A forced Greek 'haircut'

It might sound like a less-than-polite way to deal with investors but experts say that the embattled Greek government has no choice.

"It's necessary because if a second bailout package is to be secured, you have to be able to cut debt by 106 to 107 billion euros," Ralf Umlauf, financial market strategist at the Helaba Landesbank Hesse-Thuringia told DW. And that, he said, is only possible if over 90 percent of Greek bondholders participate.

Ralf Umlauf, Expert at the Helaba, Landesbank Hessen-Thüringen
Ralf Umlauf says the deal will help reduce Greece's mountain of debtImage: Helaba

In other words, without a sufficient participation of private creditors, Greece cannot hope to get its hands on a second international bailout package. That has forced the government in Athens to activate the "collective action clauses" legislation. The law was passed by the Greek parliament at the end of February.

Not as bad as feared

The International Swaps and Derivatives Association will meet later on Friday to determine whether the deal would be deemed a credit event - a technical default – triggering the payment of insurance. For months, euro zone politicians said they wanted to avoid just such a situation.

"Originally, it was assumed that it would trigger the payment of credit default swaps (CDS) which is essentially insurance against a default," Umlauf said. Earlier, European politicians were worried that a payout of CDS would destabilize financial institutions that sold them, he added.

However since then, a CDS payout has started to look less threatening. Many European experts now believe that overall payouts linked to insurance-like contracts governing Greek sovereign debt will be about $3 billion, significantly less than feared, and are unlikely to rattle financial markets.

Heavy losses

Several economists and analysts are relieved that market principles have remained untouched in the affair.
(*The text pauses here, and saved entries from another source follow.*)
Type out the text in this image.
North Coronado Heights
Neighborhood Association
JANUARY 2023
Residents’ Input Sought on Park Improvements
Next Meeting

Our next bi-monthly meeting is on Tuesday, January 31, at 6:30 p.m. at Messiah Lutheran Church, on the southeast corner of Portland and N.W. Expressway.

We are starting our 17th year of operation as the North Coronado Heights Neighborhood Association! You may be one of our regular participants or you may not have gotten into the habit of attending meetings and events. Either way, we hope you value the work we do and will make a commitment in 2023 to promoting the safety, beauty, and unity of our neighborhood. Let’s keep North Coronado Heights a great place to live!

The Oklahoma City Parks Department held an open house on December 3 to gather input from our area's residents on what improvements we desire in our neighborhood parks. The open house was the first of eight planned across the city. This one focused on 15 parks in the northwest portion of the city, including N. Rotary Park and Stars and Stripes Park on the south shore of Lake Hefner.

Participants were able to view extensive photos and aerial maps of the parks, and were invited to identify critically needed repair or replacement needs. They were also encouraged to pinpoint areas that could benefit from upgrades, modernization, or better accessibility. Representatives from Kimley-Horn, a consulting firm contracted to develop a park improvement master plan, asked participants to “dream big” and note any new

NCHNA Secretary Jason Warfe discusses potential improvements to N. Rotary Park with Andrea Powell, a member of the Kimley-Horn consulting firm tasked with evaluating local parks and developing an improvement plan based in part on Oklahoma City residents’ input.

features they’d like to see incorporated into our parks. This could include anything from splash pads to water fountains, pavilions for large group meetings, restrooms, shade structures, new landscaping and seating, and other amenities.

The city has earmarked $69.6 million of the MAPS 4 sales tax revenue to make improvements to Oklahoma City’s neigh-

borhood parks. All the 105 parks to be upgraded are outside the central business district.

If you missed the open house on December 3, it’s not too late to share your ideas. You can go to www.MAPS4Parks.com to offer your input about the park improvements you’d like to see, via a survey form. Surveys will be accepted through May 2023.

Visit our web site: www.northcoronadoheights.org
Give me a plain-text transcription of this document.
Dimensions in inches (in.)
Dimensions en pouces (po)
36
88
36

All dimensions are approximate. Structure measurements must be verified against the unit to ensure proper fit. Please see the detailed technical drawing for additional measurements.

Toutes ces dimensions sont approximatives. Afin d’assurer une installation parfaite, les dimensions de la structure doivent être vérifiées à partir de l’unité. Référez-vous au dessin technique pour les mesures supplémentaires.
"Otherwise there would be huge question marks about the CDS market," Ralf Umlauf said. "What sense would it make to pay premiums if in the case of a default, the insurance wouldn't be paid."

The Greek parliament
The Greek parliament could activate legislation to force the deal on holdoutsImage: AP

So a small number of investors will see their heavy losses of Greek bonds sweetened with an insurance payout. But most private creditors will take a total loss of up to 74 percent on their Greek bond holdings. They are to swap their old bonds for newly-issued ones worth a lot less, with less interest and with longer maturities of up to 30 years.

Deal could lift Greece out of debt spiral

Though the debt swap deal will inflict pain on private creditors, experts believe the step can help lift Greece out of its downward spiral by reducing its debt burden to 250 billion euros.

"That's roughly equivalent to debt levels before 2007," Folker Hellmeyer, chief analyst at the Bremer Landesbank, told DW. "But since then, we've pushed through massive reforms. And that has largely eliminated the structural aspects of the deficit," he said.

Hellmeyer has called for nothing short of a Marshall plan for crisis-riddled Greece to stimulate growth. Above all, the administration's efficiency must be raised, he said.

"I recommend the Greek government to accept the offers made by German Finance Minister Wolfgang Schäuble to temporarily hire experts from Germany," Hellmeyer said, adding that could set Greece on a sustainable path to growth.